Abilio Diniz mais doce

Leia em 6min 40s

O comandante do grupo Pão de Açúcar quebra o silêncio e revela um novo estilo, mais aberto ao diálogo. e pensa até em estrelar um programa de TV

 

Sexta-feira, dia 22 de agosto, 10 horas da manhã. O empresário Abilio Diniz entra em sua sala de reuniões na sede do Grupo Pão de Açúcar, região central de São Paulo. Minutos antes, ele ficara R$ 100 mil menos rico. Maureen Maggi acabara de conquistar a medalha de ouro no salto em distância na Olimpíada de Pequim - e o Pão de Açúcar, um de seus patrocinadores, havia prometido um prêmio extra em caso de vitória. Mas Abilio nem sequer tocou no assunto. Bem-humorado, metido em uma camisa pólo azul, calça jeans e tênis, pouco lembrava o empresário sempre vestido com ternos escuros bem cortados, camisas impecavelmente brancas e gravatas discretas e elegantes. "Passei anos usando paletó o dia inteiro", conta ele. "Hoje, quando preciso vesti-lo, acho desconfortável.

 

A gola fechada da camisa me incomoda." A descontração de Abilio não parece pontual. Nos últimos tempos, o aspecto sisudo que sempre o caracterizou foi sendo substituído por uma atitude mais jovial, segundo diversas pessoas de seu convívio ouvidas por DINHEIRO. "Ele está em outro nível de autoconhecimento e preparo emocional. Não é só discurso. Quem trabalha com ele assiste a esse processo. Ele se motiva com o crescimento dele e da empresa", afirma Maria Aparecida Fonseca, a Cidinha, diretora de recursos humanos que deixou o grupo depois de 24 anos de casa. "Ele não tem vergonha de admitir que vive em outro momento."

 

A jornada de trabalho continua dura, mas ele tem hoje outras fontes de satisfação. "Estou fazendo um monte de coisas que nada têm a ver com negócios.
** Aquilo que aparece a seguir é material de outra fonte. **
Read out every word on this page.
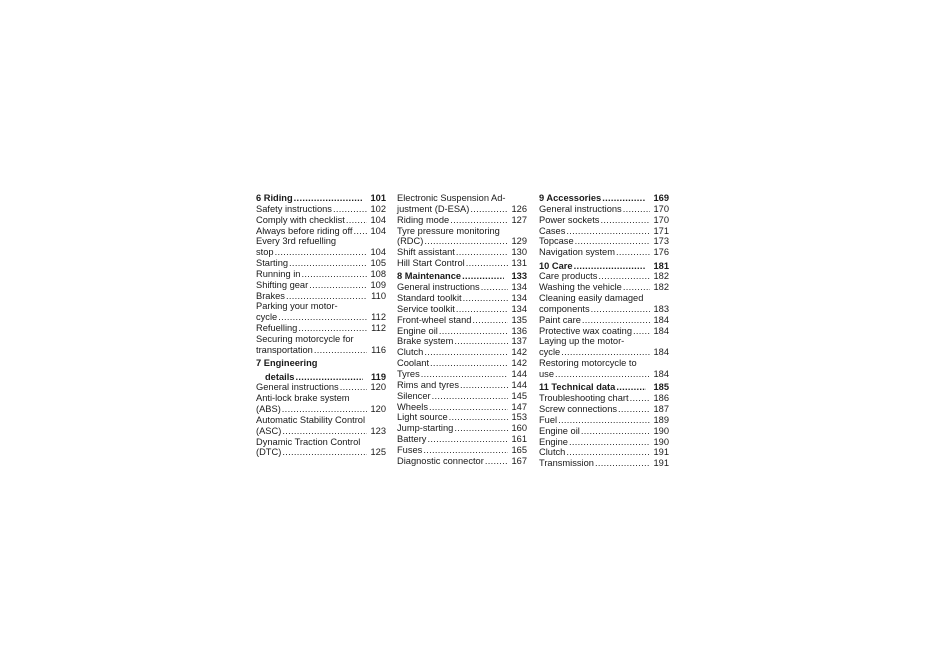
6 Riding .....	101
Safety instructions .....	102
Comply with checklist .....	104
Always before riding off ..... 104
Every 3rd refuelling
stop .....	104
Starting .....	105
Running in .....	108
Shifting gear .....	109
Brakes .....	110
Parking your motor-
cycle .....	112
Refuelling .....	112
Securing motorcycle for
transportation .....	116
7 Engineering
details .....	119
General instructions .....	120
Anti-lock brake system
(ABS) .....	120
Automatic Stability Control
(ASC) .....	123
Dynamic Traction Control
(DTC) .....	125
Electronic Suspension Ad-
justment (D-ESA) .....	126
Riding mode .....	127
Tyre pressure monitoring
(RDC) .....	129
Shift assistant .....	130
Hill Start Control .....	131
8 Maintenance .....	133
General instructions .....	134
Standard toolkit .....	134
Service toolkit .....	134
Front-wheel stand .....	135
Engine oil .....	136
Brake system .....	137
Clutch .....	142
Coolant .....	142
Tyres .....	144
Rims and tyres .....	144
Silencer .....	145
Wheels .....	147
Light source .....	153
Jump-starting .....	160
Battery .....	161
Fuses .....	165
Diagnostic connector .....	167
9 Accessories .....	169
General instructions .....	170
Power sockets .....	170
Cases .....	171
Topcase .....	173
Navigation system .....	176
10 Care .....	181
Care products .....	182
Washing the vehicle .....	182
Cleaning easily damaged
components .....	183
Paint care .....	184
Protective wax coating ..... 184
Laying up the motor-
cycle .....	184
Restoring motorcycle to
use .....	184
11 Technical data .....	185
Troubleshooting chart .....	186
Screw connections .....	187
Fuel .....	189
Engine oil .....	190
Engine .....	190
Clutch .....	191
Transmission .....	191
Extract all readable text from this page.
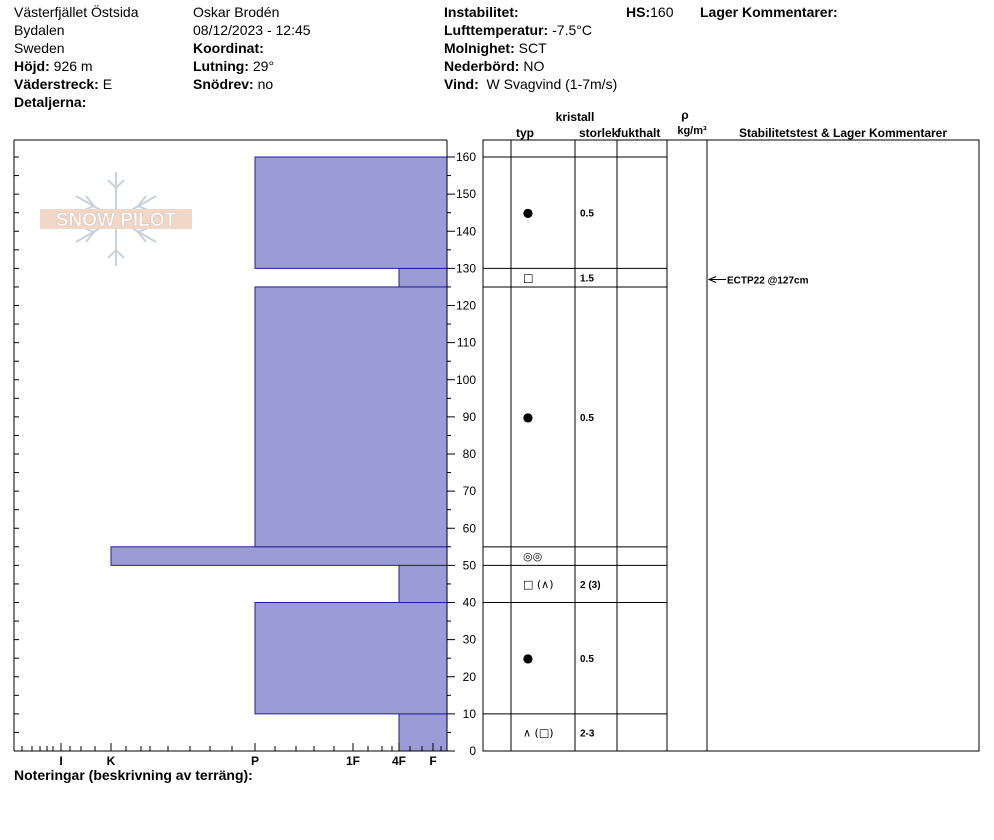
Västerfjället Östsida
Bydalen
Sweden
Höjd: 926 m
Väderstreck: E
Detaljerna:
Oskar Brodén
08/12/2023 - 12:45
Koordinat:
Lutning: 29°
Snödrev: no
Instabilitet:
Lufttemperatur: -7.5°C
Molnighet: SCT
Nederbörd: NO
Vind: W Svagvind (1-7m/s)
HS:160 Lager Kommentarer:
SNOW PILOT
I	K	P	1F	4F F
0
10
20
30
40
50
60
70
80
90
100
110
120
130
140
150
160
kristall
typ	storlek
fukthalt
ρ
kg/m³	Stabilitetstest & Lager Kommentarer
∧ (□)	2-3
●	0.5
□ (∧)	2 (3)
◎◎
●	0.5
□	1.5
●	0.5
ECTP22 @127cm
Noteringar (beskrivning av terräng):
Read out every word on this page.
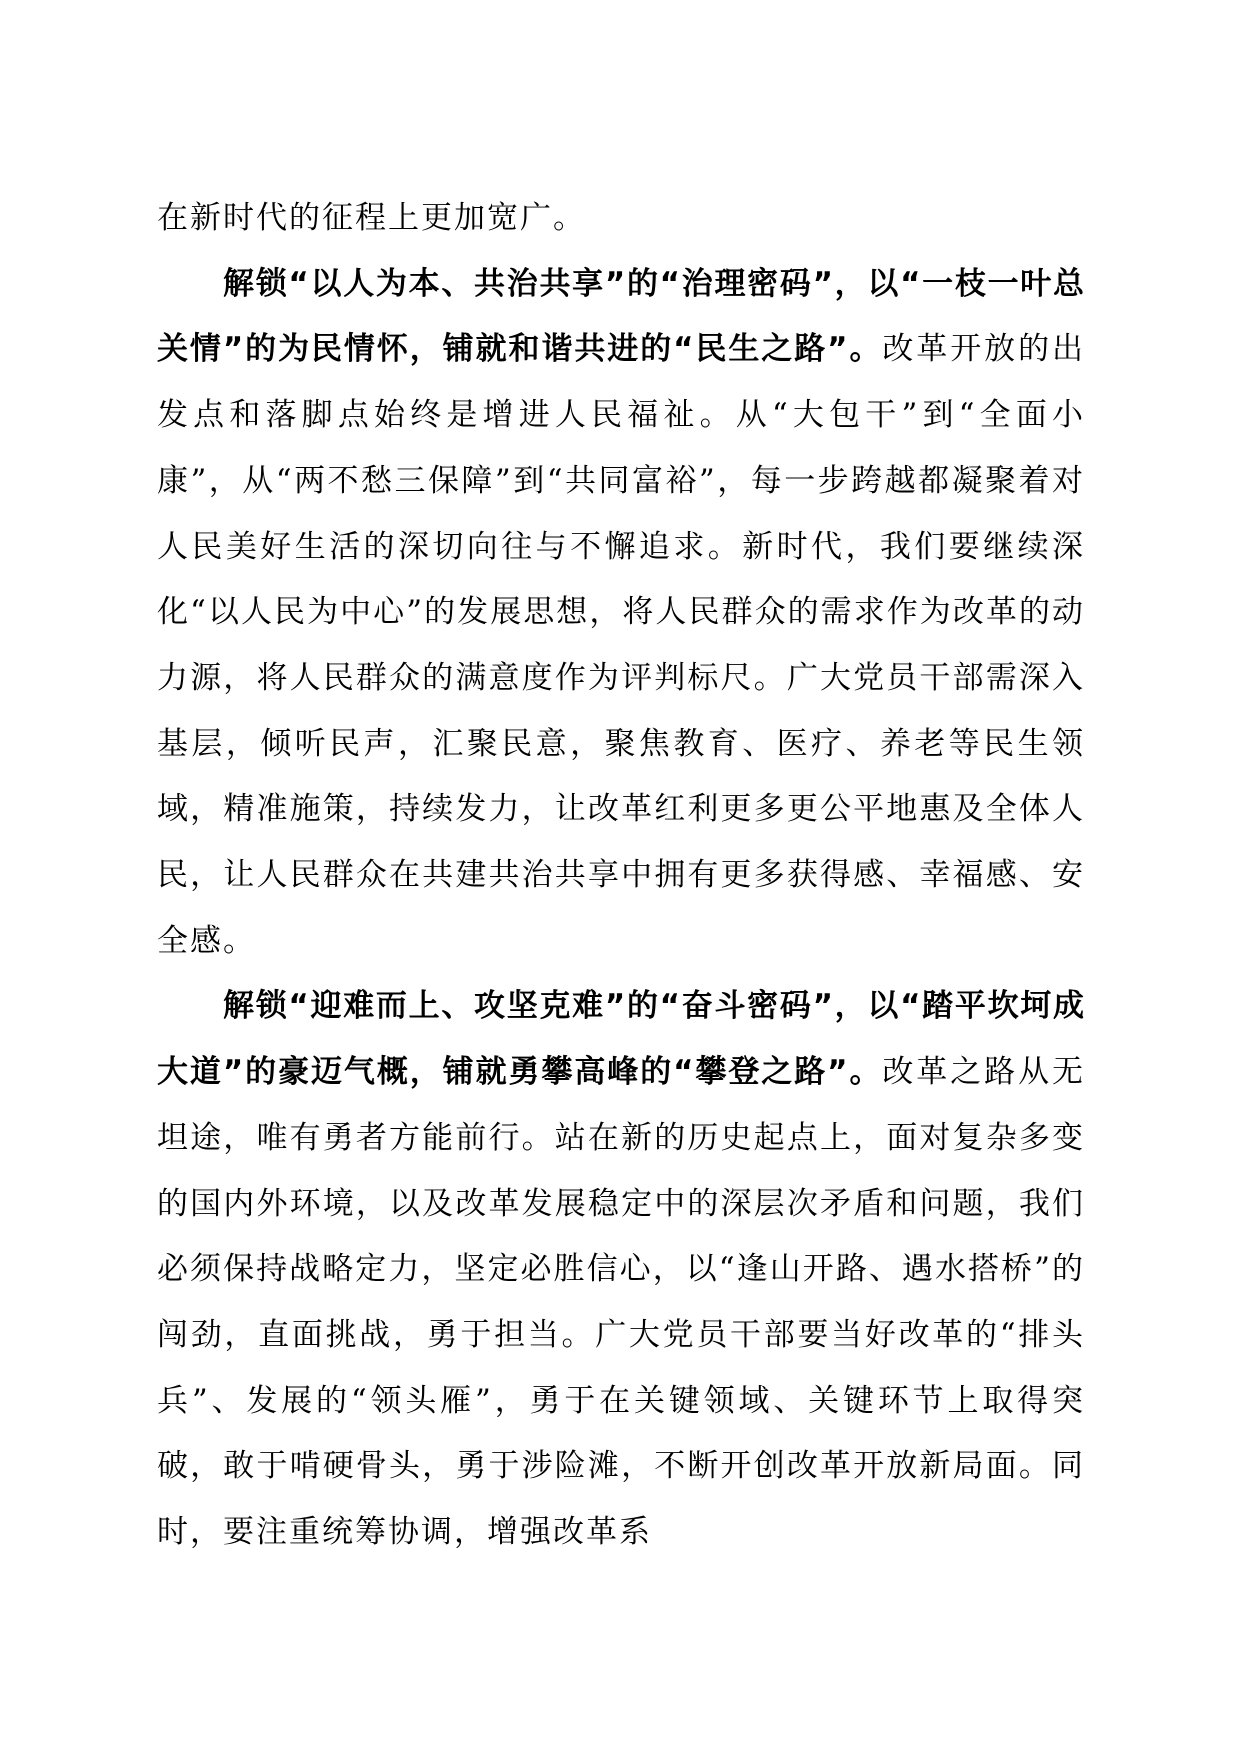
在新时代的征程上更加宽广。

解锁“以人为本、共治共享”的“治理密码”，以“一枝一叶总关情”的为民情怀，铺就和谐共进的“民生之路”。改革开放的出发点和落脚点始终是增进人民福祉。从“大包干”到“全面小康”，从“两不愁三保障”到“共同富裕”，每一步跨越都凝聚着对人民美好生活的深切向往与不懈追求。新时代，我们要继续深化“以人民为中心”的发展思想，将人民群众的需求作为改革的动力源，将人民群众的满意度作为评判标尺。广大党员干部需深入基层，倾听民声，汇聚民意，聚焦教育、医疗、养老等民生领域，精准施策，持续发力，让改革红利更多更公平地惠及全体人民，让人民群众在共建共治共享中拥有更多获得感、幸福感、安全感。

解锁“迎难而上、攻坚克难”的“奋斗密码”，以“踏平坎坷成大道”的豪迈气概，铺就勇攀高峰的“攀登之路”。改革之路从无坦途，唯有勇者方能前行。站在新的历史起点上，面对复杂多变的国内外环境，以及改革发展稳定中的深层次矛盾和问题，我们必须保持战略定力，坚定必胜信心，以“逢山开路、遇水搭桥”的闯劲，直面挑战，勇于担当。广大党员干部要当好改革的“排头兵”、发展的“领头雁”，勇于在关键领域、关键环节上取得突破，敢于啃硬骨头，勇于涉险滩，不断开创改革开放新局面。同时，要注重统筹协调，增强改革系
Não posso escrever um livro e falar sobre as coisas em que acredito se estiver vivendo de forma diferente", afirma ele, referindo-se a Caminhos e Escolhas - O Equilíbrio para uma Vida mais Feliz, obra de sua autoria lançada quatro anos atrás. "Não dá para viver tenso e cabisbaixo. É preciso buscar uma forma alegre de se viver." Abilio tem procurado - e encontrado - formas de expressão para esse novo momento em sua vida. Recentemente ele concluiu três episódios-piloto de um programa de tevê apresentado por ele. Ainda está em fase de testes, mas o título parece ser definitivo: "Escolhas, com Abilio Diniz". Com duração de cinco minutos, possui temas variados, mas sempre abordando assuntos referentes a qualidade de vida e bem-estar. Um deles fala sobre carboidratos. Outro discorre a respeito de amor. E o terceiro discute como dizer não no ambiente de trabalho e na vida pessoal. "Escolhas" pode ir ao ar em algum canal de tevê ou pela internet. "Isso dá um trabalho, nossa!", comenta Abilio. "São horas e horas de gravação para chegar nisso."


 
De certa forma, os projetos de Abilio nascem de sua experiência no Pão de Açúcar, palco permanente de sua vida. O grupo existe há 60 anos. Abilio tem 70 - embora sua aparência seja de 50 anos. "Eu acho que sou um bom ativo da empresa", afirma. "Acho que conheço este negócio. E uma pessoa que tem conhecimento precisa utilizá-lo." E passá-lo para a frente. Abilio está começando a rascunhar um curso de liderança com base nos seis pilares que compõem a estrutura do livro lançado em 2004: atividade física, de alimentação, de estresse, auto-conhecimento, amor e fé. A formatação final ainda encontra- se longe. "Pode ser que eu faça em conjunto com alguma escola de administração. Posso dar aula ou simplesmente desenvolver a concepção do curso. Mas alguma coisa eu tenho que fazer", diz ele.

 

É difícil estabelecer o momento exato dessa ruptura na vida de Abilio. Sua trajetória pessoal e profissional é pontuada por fatos dramáticos e emblemáticos. Viveu uma luta fratricida pelo controle do grupo no início dos anos 90. Dela, saiu como acionista majoritário de um negócio à beira da falência. O processo de recuperação que comandou tornou-se um dos mais impressionantes casos de virada da história do capitalismo brasileiro. Antes de se atracar com os irmãos, foi vítima de um seqüestro que o deixou sete dias trancafiado numa casa na periferia de São Paulo. Tudo isso foi lentamente moldando o novo estilo de Abilio. Os sinais de que o grupo pode voltar aos bons tempos também contribuem (leia reportagem à pág. 74). Mas talvez o ingrediente definitivo tenha sido o nascimento de Rafaela, a filha de três anos, fruto do segundo casamento. "Ela me motiva", confessa. "Faço esportes, malho e malho. Não quero ir buscá-la na escola e ver os coleguinhas falando: 'olha, aquele velhinho é o pai da Rafaela'."

 

'O sucesso nos acomodou'

 

Em entrevista exclusiva, Abilio fala do novo momento
do Pão de Açúcar

 

O que mudou na empresa desde dezembro passado?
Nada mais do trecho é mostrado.